Monthly Archives: April 2014

Open Burning & Recreational Fires

The Ohio Fire Code is the minimum standard for fire safety in the State of Ohio

These rules are promulgated and adopted by the Ohio Division of State Fire Marshal and become statewide law that the CJFD must comply with. In addition, the Ohio Administrative Code regulates open burning activities and is enforced by the Ohio EPA and locally by the Regional Air Pollution and Control Agency.

The CJFD receives many requests for information related to open burning requirements. The most common request is for information concerning the requirements for having a recreational fire within the City limits. The Ohio rules and laws define a recreational fire as:

An outdoor fire burning materials other than rubbish where the fuel being burned is not contained in an incinerator, outdoor fireplace, barbecue grill or barbecue pit and has a total fuel area of 3 feet or less in diameter and 2 feet or less in height for pleasure, religious, ceremonial, cooking, warmth or similar purposes.

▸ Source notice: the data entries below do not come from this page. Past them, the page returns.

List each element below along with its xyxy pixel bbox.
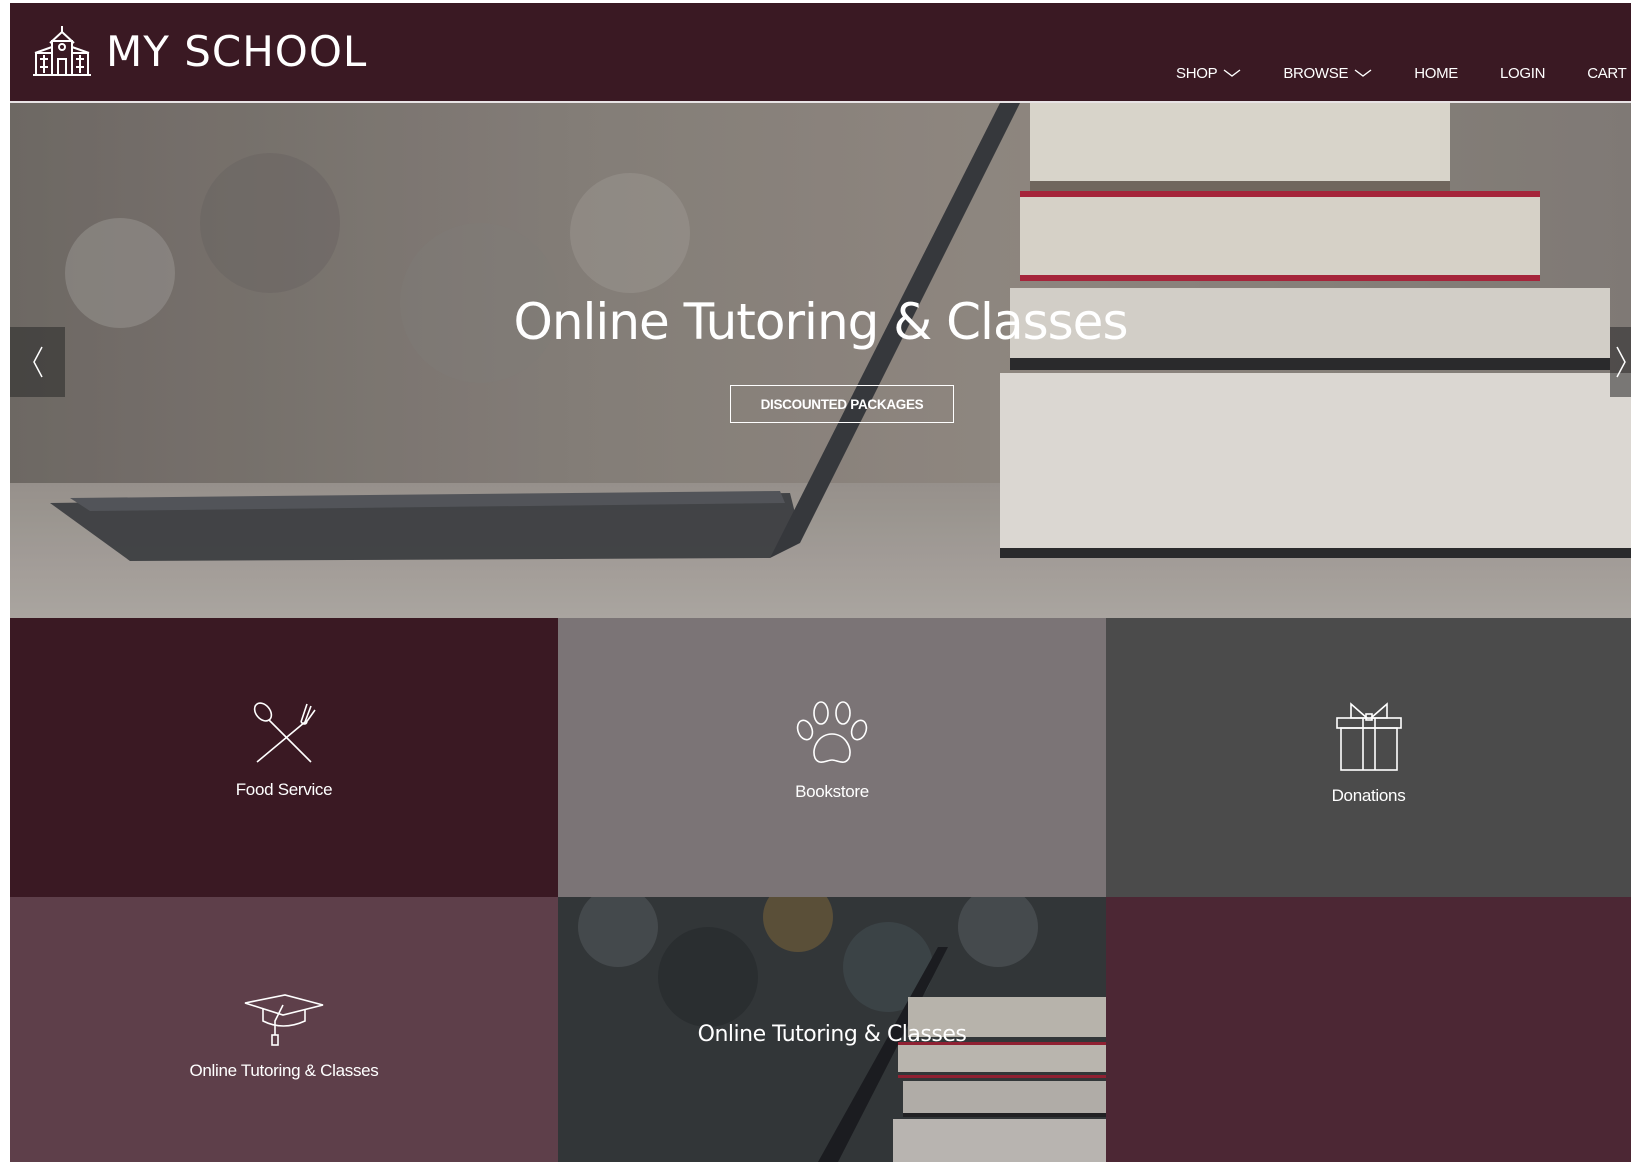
- brand-name: MY SCHOOL: [106, 26, 368, 76]
- hero-title: Online Tutoring & Classes: [513, 293, 1128, 351]
- main-nav: SHOP BROWSE HOME LOGIN CART: [1176, 61, 1627, 85]
- page-frame: MY SCHOOL SHOP BROWSE HOME LOGIN CART On…: [10, 3, 1631, 1162]
- tile-online-tutoring[interactable]: Online Tutoring & Classes: [10, 897, 558, 1162]
- tile-donations-label: Donations: [1331, 786, 1406, 805]
- nav-shop[interactable]: SHOP: [1176, 65, 1241, 82]
- tile-bookstore-label: Bookstore: [795, 782, 869, 801]
- nav-home-label: HOME: [1414, 64, 1458, 82]
- chevron-down-icon: [1223, 69, 1241, 77]
- tile-online-tutoring-promo[interactable]: Online Tutoring & Classes: [558, 897, 1106, 1162]
- graduation-cap-icon: [244, 994, 324, 1046]
- nav-cart[interactable]: CART: [1587, 64, 1627, 82]
- nav-home[interactable]: HOME: [1414, 65, 1458, 82]
- paw-print-icon: [796, 701, 868, 763]
- nav-shop-label: SHOP: [1176, 64, 1218, 82]
- discounted-packages-button[interactable]: DISCOUNTED PACKAGES: [730, 385, 954, 423]
- site-header: MY SCHOOL SHOP BROWSE HOME LOGIN CART: [10, 3, 1631, 101]
- nav-browse-label: BROWSE: [1283, 64, 1349, 82]
- tile-donations[interactable]: Donations: [1106, 618, 1631, 897]
- nav-browse[interactable]: BROWSE: [1283, 65, 1372, 82]
- slider-next-button[interactable]: [1610, 327, 1631, 397]
- chevron-right-icon: [1616, 346, 1626, 378]
- nav-cart-label: CART: [1587, 64, 1627, 82]
- chevron-down-icon: [1354, 69, 1372, 77]
- fork-spoon-icon: [253, 702, 316, 763]
- nav-login-label: LOGIN: [1500, 64, 1546, 82]
- promo-title: Online Tutoring & Classes: [697, 1022, 967, 1047]
- tile-online-tutoring-label: Online Tutoring & Classes: [189, 1061, 379, 1080]
- tile-empty: [1106, 897, 1631, 1162]
- chevron-left-icon: [32, 346, 43, 378]
- hero-slider: Online Tutoring & Classes DISCOUNTED PAC…: [10, 103, 1631, 618]
- tile-food-service-label: Food Service: [235, 780, 333, 799]
- slider-prev-button[interactable]: [10, 327, 65, 397]
- hero-background-image: [10, 103, 1631, 618]
- gift-box-icon: [1335, 702, 1402, 771]
- school-building-icon: [33, 26, 91, 76]
- tile-food-service[interactable]: Food Service: [10, 618, 558, 897]
- nav-login[interactable]: LOGIN: [1500, 65, 1545, 82]
- brand-logo[interactable]: MY SCHOOL: [32, 23, 367, 79]
- tile-bookstore[interactable]: Bookstore: [558, 618, 1106, 897]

The Ohio Administrative Code contains additional provisions for open burning within restricted areas that applies to the City and Township of Canfield, because of our population and the fact that we are located within an incorporated area. In these rules yard waste materials can not be burned at anytime.

Residents may have a recreational fire subject to the following rules and regulations.

 • The only material that can be burned is clean dry wood as a fuel source. (No yard waste or rubbish materials or prohibited materials defined by the OAC may be burned at any time).

• If the fire is contained in an approved container such as an outdoor fireplace, barbecue pit, etc. the fire must be at least 15 feet from a structure or combustible materials.

• For an open fire not contained, the fire must be at least 25 feet from a structure, wood fence, neighboring structure or combustible materials. Conditions that could cause a fire to spread within 25 feet of the fire must be eliminated prior to ignition of a fire.

• The fire must be constantly attended while burning and must be extinguished if it is not attended.

• A portable fire extinguisher with a minimum of a 4A rating or garden hose, bucket of sand or other suitable means for extinguishing the fire must be provided.

• The fire must not create an offensive or objectionable condition that interferes with the neighboring residents’ use and enjoyment of their property. If this occurs, the Fire Division is required to order the person responsible for the fire to extinguish it.

• The Fire District is required to extinguish fires, which create hazardous conditions.

The most common complaint from neighbors is when recreational fires are not conducted in accordance with the rules and regulations, or when the environmental conditions cause the smoke to migrate off of the property into the residence of neighboring property. Persons with chronic breathing problems can often times be affected by these conditions.

Another issue that commonly comes up associated with recreational fires, is noise and disturbance of the neighborhood when these events extend late into the evening.

This is a police matter and will be dealt with by the Canfield Police Department or Mahoning County Sheriff.

If the CJFD orders you to extinguish your fire due to non-compliance with the rules and regulations, or the fire creates an offensive or objectionable condition, you are bound by Ohio law to comply with the request. Failure to do so may result in result in you being charged with violation of the open burning regulations.